Travon Burke’s grades started slipping during this past spring semester at Syracuse University. Without good enough grades, the Corcoran High School grad wouldn’t be able to play football. And with spring football practices starting, making up for lost ground was looking like a daunting task.
Then Burke’s running backs coach, Tyrone Wheatley, stepped in.
“He told me to call my father and we set up a meeting. Then he took me out of spring ball so I could get my grades up,” Burke said.
Coach Wheatley’s special interest in his success isn’t something Burke expected. That’s because Burke is a walk-on player for Syracuse, which means he isn’t a scholarship athlete and might not receive the same attention from the program as other members of the team.
“That really showed me that he cared. Another coach wouldn’t have done that. They would’ve just let me fail,” Burke said.
Thanks in part to Wheatley’s help, Burke is not only back on track with his grades but is also practicing with the team again. The sophomore running back said he thinks he might even get some playing time this season. While things look good right now, Burke’s journey to Syracuse has been anything but easy.
Burke said that during his junior year at Corcoran, Syracuse University started to recruit him. However, right around the time former head coach Greg Robinson was fired, and current head coach Doug Marrone was hired, Burke stopped hearing from the school. Actually, he stopped hearing from any schools.

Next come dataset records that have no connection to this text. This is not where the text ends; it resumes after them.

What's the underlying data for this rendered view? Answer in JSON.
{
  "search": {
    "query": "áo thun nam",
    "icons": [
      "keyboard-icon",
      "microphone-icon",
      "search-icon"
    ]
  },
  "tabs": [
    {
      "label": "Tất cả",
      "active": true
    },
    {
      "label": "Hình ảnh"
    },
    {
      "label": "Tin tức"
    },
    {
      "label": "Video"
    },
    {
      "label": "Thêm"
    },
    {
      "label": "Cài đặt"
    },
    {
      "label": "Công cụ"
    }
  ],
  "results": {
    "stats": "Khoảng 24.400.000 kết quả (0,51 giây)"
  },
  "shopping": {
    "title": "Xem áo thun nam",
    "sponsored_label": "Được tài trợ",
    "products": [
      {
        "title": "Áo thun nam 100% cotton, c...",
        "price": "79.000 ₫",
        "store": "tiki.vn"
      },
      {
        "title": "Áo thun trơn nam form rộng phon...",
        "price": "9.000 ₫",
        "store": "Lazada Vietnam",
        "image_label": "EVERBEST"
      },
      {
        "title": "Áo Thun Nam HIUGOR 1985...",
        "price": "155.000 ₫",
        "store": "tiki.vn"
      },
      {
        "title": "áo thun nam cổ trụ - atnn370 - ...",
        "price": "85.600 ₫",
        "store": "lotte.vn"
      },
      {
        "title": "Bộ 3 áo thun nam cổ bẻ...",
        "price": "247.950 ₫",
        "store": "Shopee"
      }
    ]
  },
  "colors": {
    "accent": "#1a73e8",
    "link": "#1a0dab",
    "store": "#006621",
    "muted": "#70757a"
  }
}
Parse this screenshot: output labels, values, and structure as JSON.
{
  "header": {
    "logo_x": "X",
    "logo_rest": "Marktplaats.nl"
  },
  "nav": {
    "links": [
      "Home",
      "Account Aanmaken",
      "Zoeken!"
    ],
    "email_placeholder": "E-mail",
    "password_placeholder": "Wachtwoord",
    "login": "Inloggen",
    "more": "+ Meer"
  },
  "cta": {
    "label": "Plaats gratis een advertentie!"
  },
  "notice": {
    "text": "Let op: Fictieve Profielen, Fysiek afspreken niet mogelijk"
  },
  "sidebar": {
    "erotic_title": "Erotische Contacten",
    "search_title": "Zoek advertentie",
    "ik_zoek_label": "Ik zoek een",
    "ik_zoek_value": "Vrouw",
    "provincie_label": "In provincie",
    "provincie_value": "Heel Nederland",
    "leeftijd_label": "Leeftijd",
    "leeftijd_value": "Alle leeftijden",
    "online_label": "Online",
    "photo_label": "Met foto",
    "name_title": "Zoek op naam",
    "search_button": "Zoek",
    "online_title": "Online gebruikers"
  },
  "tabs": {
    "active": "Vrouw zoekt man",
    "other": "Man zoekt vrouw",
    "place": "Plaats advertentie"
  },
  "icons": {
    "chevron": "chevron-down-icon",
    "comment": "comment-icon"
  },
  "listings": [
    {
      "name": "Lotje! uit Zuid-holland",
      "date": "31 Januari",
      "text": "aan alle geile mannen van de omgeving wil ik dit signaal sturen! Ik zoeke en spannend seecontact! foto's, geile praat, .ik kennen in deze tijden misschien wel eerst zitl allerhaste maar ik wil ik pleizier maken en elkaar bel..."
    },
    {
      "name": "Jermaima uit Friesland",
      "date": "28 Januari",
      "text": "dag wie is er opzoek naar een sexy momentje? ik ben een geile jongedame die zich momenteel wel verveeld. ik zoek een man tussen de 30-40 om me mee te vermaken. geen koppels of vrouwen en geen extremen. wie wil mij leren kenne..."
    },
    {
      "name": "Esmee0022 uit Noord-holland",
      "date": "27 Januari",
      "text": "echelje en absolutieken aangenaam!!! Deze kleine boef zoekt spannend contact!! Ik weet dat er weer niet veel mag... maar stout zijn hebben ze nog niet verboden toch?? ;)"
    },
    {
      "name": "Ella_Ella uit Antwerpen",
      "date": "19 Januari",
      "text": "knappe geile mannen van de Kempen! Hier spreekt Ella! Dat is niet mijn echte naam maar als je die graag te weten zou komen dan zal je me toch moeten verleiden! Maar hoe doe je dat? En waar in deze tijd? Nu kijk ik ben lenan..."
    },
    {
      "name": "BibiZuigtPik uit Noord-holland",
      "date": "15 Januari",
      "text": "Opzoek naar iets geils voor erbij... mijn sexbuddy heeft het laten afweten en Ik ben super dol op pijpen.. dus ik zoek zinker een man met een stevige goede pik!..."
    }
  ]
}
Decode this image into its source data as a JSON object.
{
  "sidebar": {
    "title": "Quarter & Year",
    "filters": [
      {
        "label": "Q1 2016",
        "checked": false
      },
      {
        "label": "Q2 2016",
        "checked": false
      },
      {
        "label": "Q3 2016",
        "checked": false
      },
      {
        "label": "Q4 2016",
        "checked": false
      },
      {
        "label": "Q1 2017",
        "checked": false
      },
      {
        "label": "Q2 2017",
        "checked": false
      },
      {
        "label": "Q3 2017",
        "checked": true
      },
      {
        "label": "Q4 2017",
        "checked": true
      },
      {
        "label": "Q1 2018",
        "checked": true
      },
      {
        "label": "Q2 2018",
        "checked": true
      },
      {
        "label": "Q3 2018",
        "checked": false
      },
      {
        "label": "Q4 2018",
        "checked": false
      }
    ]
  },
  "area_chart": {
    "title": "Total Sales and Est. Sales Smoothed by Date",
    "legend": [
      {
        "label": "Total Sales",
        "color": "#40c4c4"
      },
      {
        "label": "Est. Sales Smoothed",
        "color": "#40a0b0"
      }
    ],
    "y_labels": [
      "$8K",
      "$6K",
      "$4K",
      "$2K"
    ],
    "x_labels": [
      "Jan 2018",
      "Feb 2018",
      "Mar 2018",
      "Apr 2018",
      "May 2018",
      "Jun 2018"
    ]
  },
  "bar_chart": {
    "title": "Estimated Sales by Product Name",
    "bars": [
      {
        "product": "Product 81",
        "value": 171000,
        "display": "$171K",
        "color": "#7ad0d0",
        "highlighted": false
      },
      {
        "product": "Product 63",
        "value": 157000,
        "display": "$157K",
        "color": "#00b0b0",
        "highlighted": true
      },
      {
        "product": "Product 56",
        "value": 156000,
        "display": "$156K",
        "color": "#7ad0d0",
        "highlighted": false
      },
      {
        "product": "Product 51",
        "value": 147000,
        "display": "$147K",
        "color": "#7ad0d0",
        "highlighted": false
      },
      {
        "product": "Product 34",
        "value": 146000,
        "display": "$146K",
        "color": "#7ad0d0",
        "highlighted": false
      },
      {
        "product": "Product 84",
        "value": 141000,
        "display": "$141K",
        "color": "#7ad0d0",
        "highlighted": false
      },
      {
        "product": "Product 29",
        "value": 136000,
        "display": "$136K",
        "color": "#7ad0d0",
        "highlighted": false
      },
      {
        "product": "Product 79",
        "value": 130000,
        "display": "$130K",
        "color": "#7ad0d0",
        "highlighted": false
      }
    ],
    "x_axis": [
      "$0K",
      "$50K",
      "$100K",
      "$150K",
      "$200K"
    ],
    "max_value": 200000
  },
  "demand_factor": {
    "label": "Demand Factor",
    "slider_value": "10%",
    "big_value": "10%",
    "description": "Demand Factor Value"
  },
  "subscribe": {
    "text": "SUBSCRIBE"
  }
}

Even though Burke, then a linebacker, finished his senior year as an All-CNY player and was named the Defensive MVP for the Upstate All-Star team in the 2009 Upstate vs. Downstate game, he never received a single scholarship offer.
“I’m not sure at all,” Burke said about why recruiting interest tailed off. “I still don’t know why.”
After spending a year playing football for Milford Academy, it took a little help from his family to get Burke into the world of college football.
“Coach Wheatley coached my brother at Eastern Michigan, and my brother called him,” Burke said about how he started playing for Syracuse. “Coach Wheatley was happy to say yes, and he met with me and my brother.”
Even after Burke joined the team things still weren’t easy. As a freshman, Burke started as a linebacker, but as a young walk-on he said he was used more for tackling practice than anything else.
“I got mad and started running people over,” Burke said. Then the coaches took notice and moved him to running back.
Burke is currently third on the Syracuse depth chart at fullback and is trying to let players at his old high school know what it takes to reach their dreams.
“I tell them every time I see them, ‘You have to just keep working hard,’ ” Burke said. “ ‘Stop hanging out with the wrong crowd. If they’re not trying to do what you’re trying to do, then stay away from them.’ ”
Burke said he also tries to emphasize something his parents taught him.
“School is first. They have to do well in school,” Burke said.
That is a lesson Burke knows he needs to keep in mind as well. After his academic struggles in the spring, Burke isn’t taking anything lightly, particularly because he knows the alternatives.
“I look back at the people I grew up with and see everything they could’ve had, and it’s gone,” Burke said about what motivates him to keep going. “Some people just died, some people are in jail. I go home and I just see the same people doing the same thing.”
It’s exactly that fate Burke plans to avoid.
“My first plan is to graduate,” Burke said about his future plans. “After that, if football is still here, then I’d love to do it. But if not, I just want to be a successful person that can take care of his family.” With the support he has from his family and coach Wheatley, Burke said accomplishing those goals comes down to one thing.
“You have to work hard from Day One.”